Analysis in the American Journal of Managed Care, March 2008, documents an extremely large and growing economic burden of the chronic disease diabetes mellitus. According to the Centers for Disease Control, about 14.7 million people in the U.S. had been diagnosed with diabetes through 2004, with type 2 diabetes mellitus accounting for about 90 percent of those cases. A total of $92 billion in direct medical expenditures were attributable to diabetes for 2002, and the projected increase in the diabetes population suggests that annual direct costs could reach $138 billion by 2020. Identifying cost-effective technologies for diabetes management is an important goal. One tool repeatedly shown to improve glycemic control for insulin-using patients is the self-monitoring of blood glucose (SMBG). Clinical guidelines recommend SMBG at least three times daily for patients with diabetes who use insulin. The report demonstrates cost-effectiveness for SBMG patients who test both 1 and 3 times daily. (Tunis, S., Minshall, M., “Self-Monitoring of Blood Glucose in Type 2 Diabetes,” American Journal of Managed Care, March 2008.)
Oxygen Therapy Reduces Hospitalization and Mortality
A 2004 assessment of clinical literature on long-term oxygen therapy by the U.S. Agency for Healthcare Research and Quality found oxygen therapy reduces mortality and hospital frequency and length of stay for patients with severe COPD. The average number of hospital admissions per patient year decreased from 2.1 to 1.6 and the average number of days hospitalized decreased from 23.7 to 13.4 after long-term oxygen therapy. (Lau, J., et al., Long-Term Oxygen Therapy for Severe COPD, Tufts-New England Medical Center Evidence Based Practice Center, June 11, 2004.)
Equipment Represents Less than One-Third of Medicare Home Oxygen Cost
An assessment of the costs required for providing home oxygen therapy to Medicare beneficiaries was conducted by Morrison Informatics in 2006. To identify costs and resources used, Morrison gathered data from 74 oxygen providers that serve more than 1.7 million Medicare beneficiaries. Analysis of the results found that the oxygen equipment represents less than one-third (28 percent) of the cost of providing prescribed oxygen to patients at home. Oxygen therapy in the home requires services such as preparation and delivery of equipment, patient assessment, patient training and education, medical documentation, maintenance, replacement supplies, and 24-7 availability for emergency service. The non-equipment expenses represent 72 percent of the cost of home oxygen therapy for Medicare beneficiaries. (Morrison Informatics, Inc., “A Comprehensive Cost Analysis of Medicare Home Oxygen Therapy,” June 2006.)

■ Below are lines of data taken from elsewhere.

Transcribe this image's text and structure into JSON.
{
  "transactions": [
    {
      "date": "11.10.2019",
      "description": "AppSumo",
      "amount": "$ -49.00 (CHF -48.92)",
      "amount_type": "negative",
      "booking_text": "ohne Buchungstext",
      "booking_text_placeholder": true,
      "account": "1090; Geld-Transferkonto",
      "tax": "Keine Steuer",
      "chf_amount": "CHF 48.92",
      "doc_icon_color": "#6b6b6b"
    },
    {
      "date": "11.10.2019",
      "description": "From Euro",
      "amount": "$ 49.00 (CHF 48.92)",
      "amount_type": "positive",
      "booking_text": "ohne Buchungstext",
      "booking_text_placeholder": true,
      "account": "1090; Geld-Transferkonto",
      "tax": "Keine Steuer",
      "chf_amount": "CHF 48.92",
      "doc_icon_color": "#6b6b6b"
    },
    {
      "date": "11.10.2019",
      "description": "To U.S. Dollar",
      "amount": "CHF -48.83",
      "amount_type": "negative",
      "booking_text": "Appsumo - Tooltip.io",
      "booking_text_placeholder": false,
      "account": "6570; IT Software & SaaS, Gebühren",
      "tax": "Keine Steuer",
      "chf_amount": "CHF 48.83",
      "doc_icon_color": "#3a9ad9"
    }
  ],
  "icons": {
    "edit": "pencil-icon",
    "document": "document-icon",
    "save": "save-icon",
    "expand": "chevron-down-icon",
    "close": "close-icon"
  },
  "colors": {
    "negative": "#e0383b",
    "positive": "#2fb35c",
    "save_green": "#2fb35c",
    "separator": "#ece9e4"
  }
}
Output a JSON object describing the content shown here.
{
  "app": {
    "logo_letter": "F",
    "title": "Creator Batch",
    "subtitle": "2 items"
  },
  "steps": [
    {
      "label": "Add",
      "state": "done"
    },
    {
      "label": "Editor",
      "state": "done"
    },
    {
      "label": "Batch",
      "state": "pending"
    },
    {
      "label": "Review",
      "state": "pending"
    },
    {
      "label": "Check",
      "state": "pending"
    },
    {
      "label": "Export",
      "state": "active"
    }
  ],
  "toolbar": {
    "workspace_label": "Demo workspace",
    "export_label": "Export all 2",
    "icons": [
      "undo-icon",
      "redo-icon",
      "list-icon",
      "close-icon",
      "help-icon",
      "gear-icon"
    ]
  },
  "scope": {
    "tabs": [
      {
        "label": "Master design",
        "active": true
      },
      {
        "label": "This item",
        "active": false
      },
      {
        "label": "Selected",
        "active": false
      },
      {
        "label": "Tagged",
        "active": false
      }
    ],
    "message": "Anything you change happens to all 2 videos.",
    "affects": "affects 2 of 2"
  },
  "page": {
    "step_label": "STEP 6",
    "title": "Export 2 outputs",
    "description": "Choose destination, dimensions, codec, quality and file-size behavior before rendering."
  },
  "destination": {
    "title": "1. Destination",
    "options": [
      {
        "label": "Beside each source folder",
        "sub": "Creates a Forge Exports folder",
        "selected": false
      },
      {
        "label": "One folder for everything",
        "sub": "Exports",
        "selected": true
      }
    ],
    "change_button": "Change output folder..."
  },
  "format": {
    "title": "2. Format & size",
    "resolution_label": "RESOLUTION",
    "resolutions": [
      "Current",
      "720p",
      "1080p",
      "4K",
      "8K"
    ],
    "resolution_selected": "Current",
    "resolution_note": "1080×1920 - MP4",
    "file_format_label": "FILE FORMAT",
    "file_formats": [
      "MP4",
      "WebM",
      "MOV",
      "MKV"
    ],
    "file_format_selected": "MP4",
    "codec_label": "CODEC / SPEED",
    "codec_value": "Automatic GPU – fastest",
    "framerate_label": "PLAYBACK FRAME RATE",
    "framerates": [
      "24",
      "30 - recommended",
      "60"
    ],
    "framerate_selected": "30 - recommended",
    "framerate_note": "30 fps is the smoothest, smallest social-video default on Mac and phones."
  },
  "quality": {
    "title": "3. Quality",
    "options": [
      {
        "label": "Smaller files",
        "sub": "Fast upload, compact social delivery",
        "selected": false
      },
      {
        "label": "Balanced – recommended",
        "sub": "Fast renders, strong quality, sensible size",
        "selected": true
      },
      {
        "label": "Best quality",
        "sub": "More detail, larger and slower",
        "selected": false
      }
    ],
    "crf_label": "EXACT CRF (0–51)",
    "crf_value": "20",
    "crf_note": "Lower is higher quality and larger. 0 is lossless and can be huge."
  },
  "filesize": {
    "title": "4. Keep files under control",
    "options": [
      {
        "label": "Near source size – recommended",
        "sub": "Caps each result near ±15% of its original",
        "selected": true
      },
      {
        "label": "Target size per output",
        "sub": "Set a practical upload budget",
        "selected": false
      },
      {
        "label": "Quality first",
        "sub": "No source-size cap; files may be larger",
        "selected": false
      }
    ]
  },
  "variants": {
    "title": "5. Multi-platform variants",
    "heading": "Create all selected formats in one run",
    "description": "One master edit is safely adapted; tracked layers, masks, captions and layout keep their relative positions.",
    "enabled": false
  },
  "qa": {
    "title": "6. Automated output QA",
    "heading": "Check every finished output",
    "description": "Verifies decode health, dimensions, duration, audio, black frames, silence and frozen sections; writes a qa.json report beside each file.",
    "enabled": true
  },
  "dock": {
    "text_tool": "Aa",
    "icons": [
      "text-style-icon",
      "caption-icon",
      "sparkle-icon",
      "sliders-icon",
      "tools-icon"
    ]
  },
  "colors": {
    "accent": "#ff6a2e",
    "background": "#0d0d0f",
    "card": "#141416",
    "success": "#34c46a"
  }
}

Homecare Reduces Costs by 37 Percent for Heart Failure Patients
The May 2004 Journal of the American Geriatrics Society reports that homecare, directed by Advanced Practice Nurses (APNs), reduced total costs of care for patients suffering from heart failure and co-morbid conditions, attributable to fewer and later hospitalizations and fewer deaths. (Naylor, Mary D., et al., “Transitional Care of Older Adults Hospitalized with Heart Failure: A Randomized Controlled Trial,” Journal of the American Geriatrics Society, May 2004.)
Review of Medicaid Homecare in Seven States Shows Reduced Costs
A 2002 study published in Health Care Financing Review describes the characteristics of Medicaid home and community-based programs in seven states. In Washington, for example, the state imposed strict fiscal caps, keeping spending to 40 percent of the cost of nursing home care on a per capita basis. (Wiener, J., et al., “Home and Community-Based Services in Seven States,” Health Care Financing Review, Spring 2002.)
Lower Cost of Home Intravenous Antibiotic Treatment v. Hospital, SNF Settings
A study described in Clinical Infectious Diseases quantified cost savings of a home intravenous antibiotic program in a Medicare managed care plan. The average cost per day of home therapy was $122, compared to $798 in the hospital and $541 in a skilled nursing facility. (Dalovisio, J., et al., “Financial Impact of a Home Intravenous Antibiotic Program on a Medicare Managed Care Program,” Clinical Infectious Diseases, 2000.)